Uma coisa que nunca falta nos governos, em qualquer governo, são problemas. Não passa um dia sem que eles apareçam de onde menos se espera. Governar é encontrar soluções, com a celeridade possível, para evitar que estes problemas virem crises.
“Temos um problema”, era a frase que mais ouvia dos meus colegas da Secretaria de Imprensa nos dois anos em que trabalhei no Palácio do Planalto. “Só um?”, eu respondia, brincando, enquanto tentava advinhar de qual se tratava desta vez.
Por uma sina misteriosa que nunca consegui entender, se por acaso não havia problema em determinado momento, a gente mesmo criava um.
Fiquei pensando nesta compulsão de dar tiros no próprio pé, se já não bastasse viver em meio a um fogo cruzado, que não dá um dia de folga, ao ver hoje o caudaloso noticiário sobre a decisão do governo Lula de negar a extradição de Cesare Battisti pedida pelo governo italiano.
E me lembrei de outro episódio muito desgastante para a imagem do governo, aqui dentro e, principalmente, lá fora, quando o governo decidiu não renovar o passaporte de Larry Rother, o agora famoso correspondente do New York Times, que escreveu um texto infame sobre o presidente Lula.
Bastaria mover um processo contra o jornalista na Justiça, por injúria, calúnia e difamação, em defesa da honra do presidente. Num primeiro momento, recordo-me bem, o presidente Lula recebeu solidariedade unânime de toda a mídia e dos líderes da oposição, algo até então inédito nos dois primeiros anos de governo.
Mas, ao tomar a decisão radical que correspondia a expulsar o jornalista do país, toda a opinião pública voltou-se contra o governo, acusado de atentar contra a liberdade de imprensa, e Rother virou uma pobre vítima.
Desde o primeiro momento, fui contrário à medida e alertei meus colegas de governo para este risco (conto a história completa no livro “Do Golpe ao Planalto _ Uma vida de repórter”, da Companhia das Letras).
Com a decidida atuação do meu amigo Márcio Thomas Bastos, então ministro da Justiça, que se encontrava no exterior e voltou a tempo de consertar o estrago, a decisão foi revertida, mas até hoje é lembrada quando alguém quer criticar o governo.

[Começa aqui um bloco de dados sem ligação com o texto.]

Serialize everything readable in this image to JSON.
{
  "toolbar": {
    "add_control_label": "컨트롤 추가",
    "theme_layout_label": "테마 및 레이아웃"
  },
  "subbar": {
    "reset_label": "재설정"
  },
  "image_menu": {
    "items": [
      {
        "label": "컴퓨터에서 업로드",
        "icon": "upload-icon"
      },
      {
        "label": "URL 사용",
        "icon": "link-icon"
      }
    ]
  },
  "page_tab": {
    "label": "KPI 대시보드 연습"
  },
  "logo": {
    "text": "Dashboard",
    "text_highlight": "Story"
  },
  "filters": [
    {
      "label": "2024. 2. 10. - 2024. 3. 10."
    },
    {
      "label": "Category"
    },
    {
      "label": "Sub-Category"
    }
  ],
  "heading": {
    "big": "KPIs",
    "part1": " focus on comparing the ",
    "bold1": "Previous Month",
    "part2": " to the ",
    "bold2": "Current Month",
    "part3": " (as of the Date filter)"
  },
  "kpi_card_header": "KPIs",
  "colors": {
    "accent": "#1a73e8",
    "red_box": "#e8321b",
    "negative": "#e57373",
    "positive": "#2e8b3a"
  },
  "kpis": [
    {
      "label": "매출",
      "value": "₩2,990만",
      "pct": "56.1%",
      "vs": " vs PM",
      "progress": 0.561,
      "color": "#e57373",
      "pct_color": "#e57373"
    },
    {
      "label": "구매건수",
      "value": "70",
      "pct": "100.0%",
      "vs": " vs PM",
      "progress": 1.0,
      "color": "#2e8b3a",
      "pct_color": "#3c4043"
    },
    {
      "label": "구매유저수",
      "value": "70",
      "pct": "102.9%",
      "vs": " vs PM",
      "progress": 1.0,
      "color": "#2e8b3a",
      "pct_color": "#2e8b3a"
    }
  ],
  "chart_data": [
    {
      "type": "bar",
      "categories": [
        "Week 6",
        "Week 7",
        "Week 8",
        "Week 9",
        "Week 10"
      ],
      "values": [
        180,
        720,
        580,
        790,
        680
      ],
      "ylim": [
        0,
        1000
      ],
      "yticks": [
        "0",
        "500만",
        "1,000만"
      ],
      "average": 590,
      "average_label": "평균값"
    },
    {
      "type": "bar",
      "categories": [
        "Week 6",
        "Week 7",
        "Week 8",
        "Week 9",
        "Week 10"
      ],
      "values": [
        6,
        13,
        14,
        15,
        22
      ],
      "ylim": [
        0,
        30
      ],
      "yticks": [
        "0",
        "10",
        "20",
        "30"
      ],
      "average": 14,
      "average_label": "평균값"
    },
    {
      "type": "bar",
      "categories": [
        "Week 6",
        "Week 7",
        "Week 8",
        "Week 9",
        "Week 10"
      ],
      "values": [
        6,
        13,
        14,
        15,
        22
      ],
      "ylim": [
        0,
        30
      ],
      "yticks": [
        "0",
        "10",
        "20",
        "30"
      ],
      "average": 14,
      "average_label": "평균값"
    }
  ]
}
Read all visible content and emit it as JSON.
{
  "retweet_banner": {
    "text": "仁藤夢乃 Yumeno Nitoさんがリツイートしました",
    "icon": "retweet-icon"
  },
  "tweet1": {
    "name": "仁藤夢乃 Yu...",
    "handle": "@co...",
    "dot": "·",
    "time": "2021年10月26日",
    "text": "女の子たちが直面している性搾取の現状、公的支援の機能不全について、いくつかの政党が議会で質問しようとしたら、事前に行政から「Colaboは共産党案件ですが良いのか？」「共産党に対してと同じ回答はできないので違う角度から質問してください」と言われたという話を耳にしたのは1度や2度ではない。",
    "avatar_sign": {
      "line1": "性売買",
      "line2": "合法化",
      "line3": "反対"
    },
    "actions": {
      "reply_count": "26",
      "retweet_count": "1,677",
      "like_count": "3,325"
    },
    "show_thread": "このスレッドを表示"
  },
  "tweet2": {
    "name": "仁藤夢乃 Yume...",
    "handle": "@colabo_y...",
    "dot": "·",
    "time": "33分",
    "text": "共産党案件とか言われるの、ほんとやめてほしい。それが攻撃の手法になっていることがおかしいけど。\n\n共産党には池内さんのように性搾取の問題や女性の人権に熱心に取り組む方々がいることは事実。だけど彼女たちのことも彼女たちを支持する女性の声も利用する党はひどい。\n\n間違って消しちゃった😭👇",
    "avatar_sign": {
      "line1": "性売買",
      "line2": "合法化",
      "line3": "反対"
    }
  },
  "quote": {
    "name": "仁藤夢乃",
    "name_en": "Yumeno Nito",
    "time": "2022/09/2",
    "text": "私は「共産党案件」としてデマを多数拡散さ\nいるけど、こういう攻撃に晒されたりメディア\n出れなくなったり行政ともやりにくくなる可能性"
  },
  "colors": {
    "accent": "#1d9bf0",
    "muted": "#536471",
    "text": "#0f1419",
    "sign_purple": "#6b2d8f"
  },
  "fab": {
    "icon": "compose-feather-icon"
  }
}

Agora, repete-se a história, como revela reportagem da Folha desta sexta-feira. O jornal teve acesso ao processo sigiloso do Comitê Nacional para os Refugiados (Conare), orgão vinculado ao Ministério da Justiça, com todos os argumentos para não conceder o status de refugiado a Cesare Battisti, contrariando as alegações de Tarso Genro para negar a extradição.
A decisão do Conare foi em novembro, mas só ontem o Supremo Tribunal Federal, no qual tramita há anos o processo de extradição solicitado pela Itália, requisitou uma cópia do documento de 16 páginas.
Não existe “se” em política, mas imagino que se esta decisão do Conare, um orgão interministerial formado por conselheiros de diversas áreas do governo e da sociedade civil, tivesse sido simplesmente encaminhada ao STF na época, não estariam hoje abaladas as relações entre Brasil e Itália.
Nem o nosso país teria revertido contra ele um noticiário internacional amplamente favorável, agora ocupado por críticas contundentes, vindas de toda parte contra a decisão de conceder refúgio a um cidadão condenado por homicídios e práticas de terrorismo pela Justiça italiana.
Mais do que a decisão em si, o que provocou a violenta reação do governo italiano foram os termos utilizados pelo ministro da Justiça, Tarso Genro, para negar o pedido de refugio, aceitando as alegações de Battisti, segundo as quais correria risco de vida e de perseguição política caso voltasse à Itália.
Ao contrário de Genro, o Conare reconhece em seu documento que a Justiça italiana é democrática e respeita os direitos humanos.
Seja como for, a última palavra (poderia ter sido a primeira) sobre o caso agora será dada, provavelmente na próxima semana, pelo Supremo Tribunal Federal, que concedeu ontem prazo de cinco dias para que o governo italiano se manifeste sobre o pedido de liberdade apresentado pela defesa de Battisti.
O ex-militante político, que virou escritor e se refugiu primeiro na França, antes de vir para o Brasil, em 2004, depois de ter sido um dos líderes do grupo Proletários Armados pelo Comunismo, foi condenado na Itália à prisão perpétua, já faz 15 anos.
Não fosse esta nossa mania de criar e ampliar problemas onde eles não existiam, deixando questões jurídicas para serem decididas no lugar adequado, ou seja, na Justiça, não transformando tudo em questões políticas, Larry Rother e Cesare Battisti jamais teriam virado manchete de jornal, pelo menos no Brasil.